Depois das eleições vimos reaparecem projetos apresentados no governo anterior, como o do Mercado de S. Braz, e o corredor de bares, um pouco reduzido e com outro nome. De fato as obras do chamado Boulevard da Gastronomia já começaram... Será que ele vai acabar chegando até a Praça do Carmo? Os clientes dos locais já terão a disposição um estacionamento pronto..., sem um balizador para impedir seu uso.

Imaginem se agora  decidem fazer um calçadão, no meio do rio, paralelo a orla da Cidade Velha, para quem quiser apreciar o por do sol... Ou, quem sabe, modificar a área do Porto do Sal, fazendo restaurantes e locais afins, para...a classe media? Em vez, melhorar os portos para a chegada de navios-cruzeiro, também ninguem pensa.

É, independentemente de quem governa, tem gente que continua de olho aberto na orla "livre" de Belém, preferivelmente sem nem discutir nada com a comunidade. Ideias de jerico, é o que não faltam...gente conivente, cumplices e quem vive ignorando as leis e as necessidades  fundamentais do povo então, nem se fala. Gente que costuma apoiar apenas as situações que lhes oferecem algum tipo de vantagem, sem se importar se haverá benefícios concretos para o resto da coletividade, ou para a defesa do patrimônio, vai aparecer loguinho, com a desculpa de criação de postos de trabalho.
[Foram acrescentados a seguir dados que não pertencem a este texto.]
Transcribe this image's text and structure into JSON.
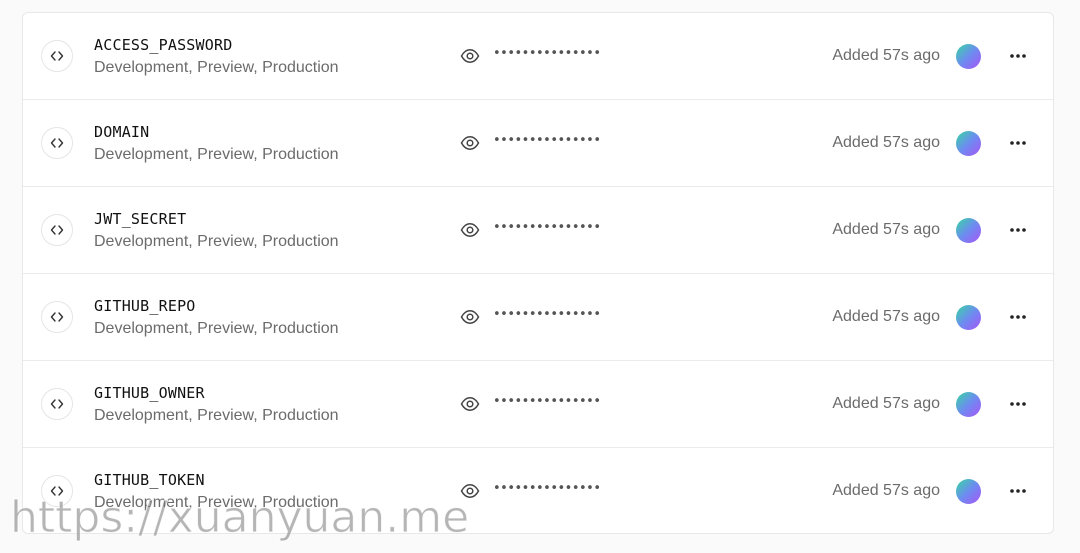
{
  "variables": [
    {
      "name": "ACCESS_PASSWORD",
      "environments": "Development, Preview, Production",
      "masked_value": "•••••••••••••••",
      "added": "Added 57s ago"
    },
    {
      "name": "DOMAIN",
      "environments": "Development, Preview, Production",
      "masked_value": "•••••••••••••••",
      "added": "Added 57s ago"
    },
    {
      "name": "JWT_SECRET",
      "environments": "Development, Preview, Production",
      "masked_value": "•••••••••••••••",
      "added": "Added 57s ago"
    },
    {
      "name": "GITHUB_REPO",
      "environments": "Development, Preview, Production",
      "masked_value": "•••••••••••••••",
      "added": "Added 57s ago"
    },
    {
      "name": "GITHUB_OWNER",
      "environments": "Development, Preview, Production",
      "masked_value": "•••••••••••••••",
      "added": "Added 57s ago"
    },
    {
      "name": "GITHUB_TOKEN",
      "environments": "Development, Preview, Production",
      "masked_value": "•••••••••••••••",
      "added": "Added 57s ago"
    }
  ],
  "icons": {
    "row_icon": "code-brackets-icon",
    "reveal": "eye-icon",
    "menu": "more-horizontal-icon"
  },
  "watermark": "https://xuanyuan.me",
  "colors": {
    "avatar_gradient_start": "#34d9a0",
    "avatar_gradient_mid": "#6d8cf0",
    "avatar_gradient_end": "#a855f7"
  }
}
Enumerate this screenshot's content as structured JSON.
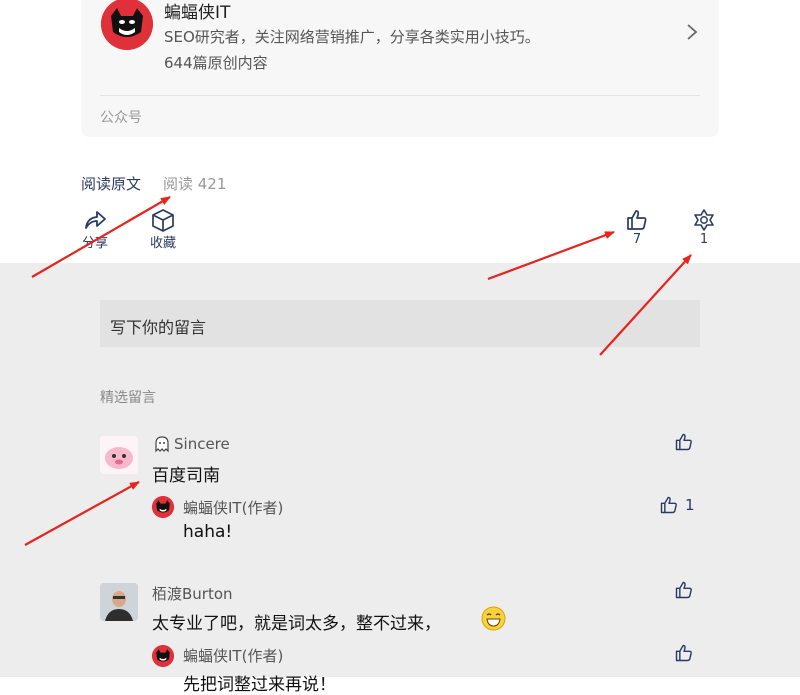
{
  "account": {
    "name": "蝙蝠侠IT",
    "description": "SEO研究者，关注网络营销推广，分享各类实用小技巧。",
    "article_count": "644篇原创内容",
    "type": "公众号"
  },
  "reading": {
    "original_link": "阅读原文",
    "read_count": "阅读 421"
  },
  "actions": {
    "share": "分享",
    "collect": "收藏",
    "like_count": "7",
    "wow_count": "1"
  },
  "comment_input": {
    "placeholder": "写下你的留言"
  },
  "comments_title": "精选留言",
  "comments": [
    {
      "author": "Sincere",
      "text": "百度司南",
      "reply": {
        "author": "蝙蝠侠IT(作者)",
        "text": "haha!",
        "likes": "1"
      }
    },
    {
      "author": "栢渡Burton",
      "text": "太专业了吧，就是词太多，整不过来，",
      "reply": {
        "author": "蝙蝠侠IT(作者)",
        "text": "先把词整过来再说！"
      }
    }
  ],
  "colors": {
    "accent": "#2b3a63",
    "annotation_arrow": "#e8231c",
    "bottom_bg": "#ededed"
  }
}
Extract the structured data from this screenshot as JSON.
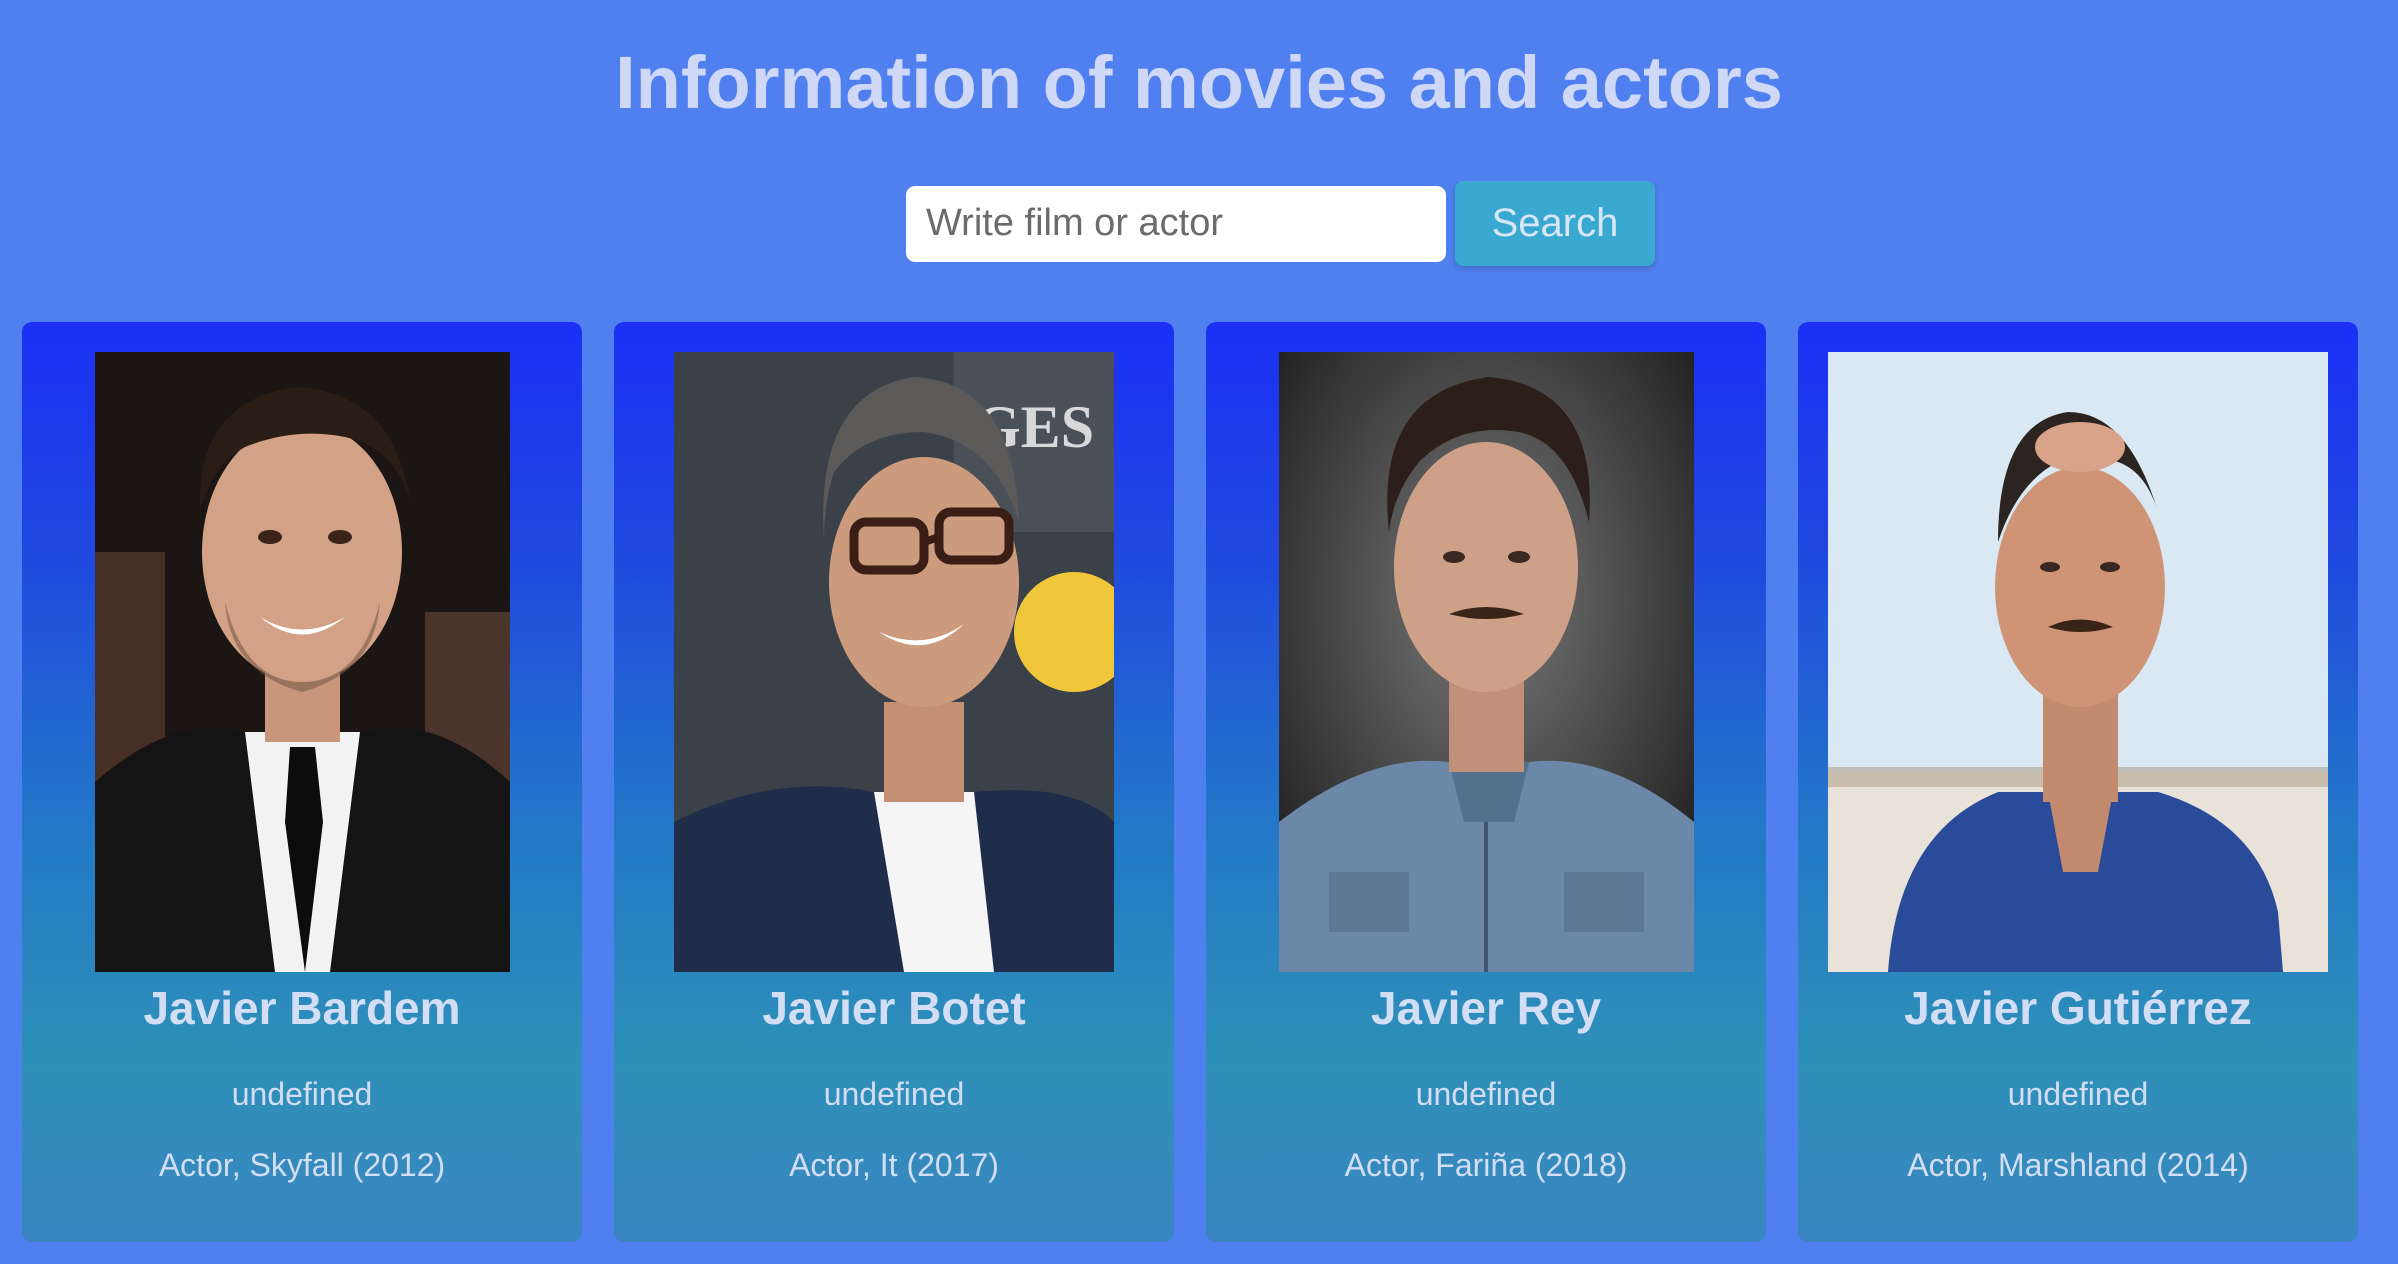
{
  "header": {
    "title": "Information of movies and actors"
  },
  "search": {
    "placeholder": "Write film or actor",
    "value": "",
    "button_label": "Search"
  },
  "colors": {
    "background": "#5080f0",
    "card_top": "#1a30f5",
    "card_bottom": "#3a86c0",
    "search_button": "#3aa9d2"
  },
  "actors": [
    {
      "name": "Javier Bardem",
      "line1": "undefined",
      "line2": "Actor, Skyfall (2012)",
      "photo": "actor-portrait"
    },
    {
      "name": "Javier Botet",
      "line1": "undefined",
      "line2": "Actor, It (2017)",
      "photo": "actor-portrait"
    },
    {
      "name": "Javier Rey",
      "line1": "undefined",
      "line2": "Actor, Fariña (2018)",
      "photo": "actor-portrait"
    },
    {
      "name": "Javier Gutiérrez",
      "line1": "undefined",
      "line2": "Actor, Marshland (2014)",
      "photo": "actor-portrait"
    }
  ]
}
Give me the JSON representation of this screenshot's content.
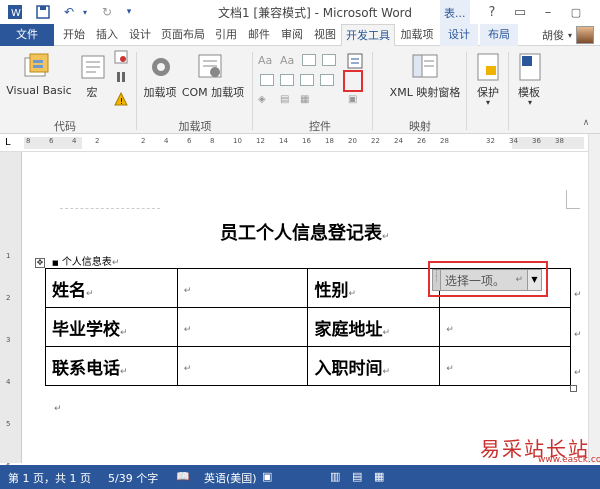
{
  "title_bar": {
    "title": "文档1 [兼容模式] - Microsoft Word",
    "context_tab_group": "表..."
  },
  "tabs": [
    "文件",
    "开始",
    "插入",
    "设计",
    "页面布局",
    "引用",
    "邮件",
    "审阅",
    "视图",
    "开发工具",
    "加载项",
    "设计",
    "布局"
  ],
  "active_tab": "开发工具",
  "user_name": "胡俊",
  "ribbon": {
    "groups": {
      "code": "代码",
      "addins": "加载项",
      "controls": "控件",
      "mapping": "映射"
    },
    "buttons": {
      "visual_basic": "Visual Basic",
      "macros": "宏",
      "addins": "加载项",
      "com_addins": "COM 加载项",
      "xml_mapping": "XML 映射窗格",
      "protect": "保护",
      "templates": "模板"
    }
  },
  "ruler": {
    "ticks": [
      "8",
      "6",
      "4",
      "2",
      "",
      "2",
      "4",
      "6",
      "8",
      "10",
      "12",
      "14",
      "16",
      "18",
      "20",
      "22",
      "24",
      "26",
      "28",
      "",
      "32",
      "34",
      "36",
      "38"
    ]
  },
  "vruler": {
    "ticks": [
      "1",
      "2",
      "3",
      "4",
      "5",
      "6"
    ]
  },
  "document": {
    "title": "员工个人信息登记表",
    "caption": "个人信息表",
    "table": [
      [
        "姓名",
        "",
        "性别",
        ""
      ],
      [
        "毕业学校",
        "",
        "家庭地址",
        ""
      ],
      [
        "联系电话",
        "",
        "入职时间",
        ""
      ]
    ],
    "dropdown_control_text": "选择一项。"
  },
  "status_bar": {
    "page": "第 1 页，共 1 页",
    "words": "5/39 个字",
    "language": "英语(美国)"
  },
  "watermark": {
    "text": "易采站长站",
    "url": "www.easck.com"
  }
}
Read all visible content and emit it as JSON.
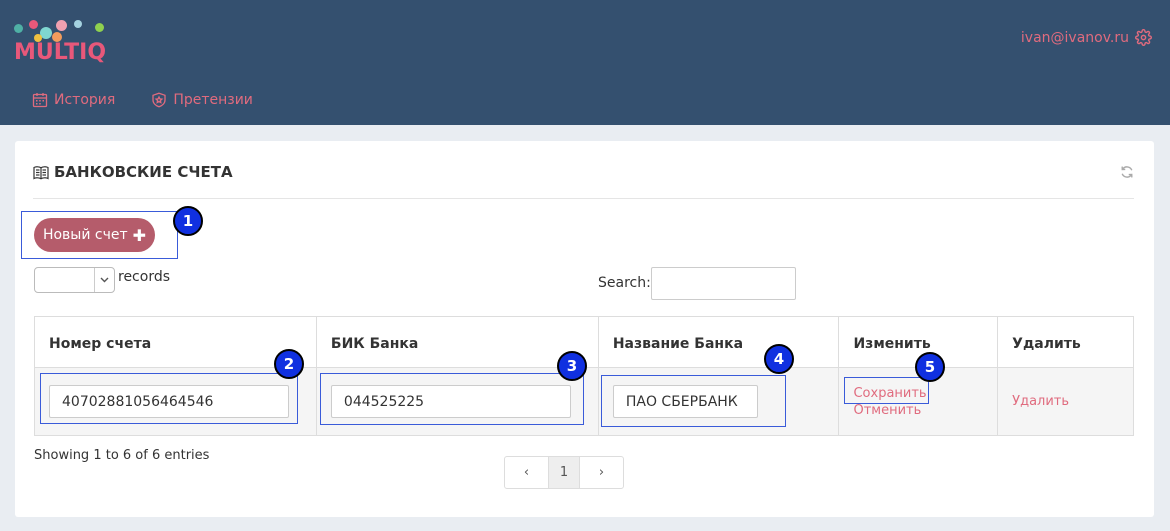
{
  "brand": {
    "logo_text": "MULTIQ"
  },
  "user": {
    "email": "ivan@ivanov.ru"
  },
  "nav": [
    {
      "label": "История",
      "icon": "calendar-icon"
    },
    {
      "label": "Претензии",
      "icon": "shield-icon"
    }
  ],
  "card": {
    "title": "БАНКОВСКИЕ СЧЕТА"
  },
  "toolbar": {
    "new_label": "Новый счет"
  },
  "table_controls": {
    "length_value": "",
    "records_label": "records",
    "search_label": "Search:",
    "search_value": ""
  },
  "table": {
    "headers": [
      "Номер счета",
      "БИК Банка",
      "Название Банка",
      "Изменить",
      "Удалить"
    ],
    "row": {
      "account": "40702881056464546",
      "bik": "044525225",
      "bank_name": "ПАО СБЕРБАНК",
      "save_label": "Сохранить",
      "cancel_label": "Отменить",
      "delete_label": "Удалить"
    }
  },
  "footer": {
    "showing": "Showing 1 to 6 of 6 entries",
    "prev": "‹",
    "page": "1",
    "next": "›"
  },
  "annotations": [
    "1",
    "2",
    "3",
    "4",
    "5"
  ],
  "colors": {
    "topbar": "#34506f",
    "accent": "#e06b7e",
    "button": "#b55c6b",
    "badge": "#1030e0"
  }
}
Uma pergunta que não quer calar: os garçons, todos,  vão ter carteira assinada????


PS: GENTE É CONTRA ESSAS MUDANÇAS DA NOSSA MEMÓRIA HISTÓRICA QUE NOS LUTAMOS... E NÃO GANHAMOS NENHUM TOSTÃO POR EXIGIR O RESPEITO DAS LEIS.


2 comentários:

Anônimo disse...

👏👏👏

Anônimo disse...

Muito interessante e oportuno, pra contemplar um momento, onde não mais se dá a devida importância à memória de um povo! Seus feitos, e tufo quanto se possa feitos e tudo, quanto se possa constituir arquivos no futuro!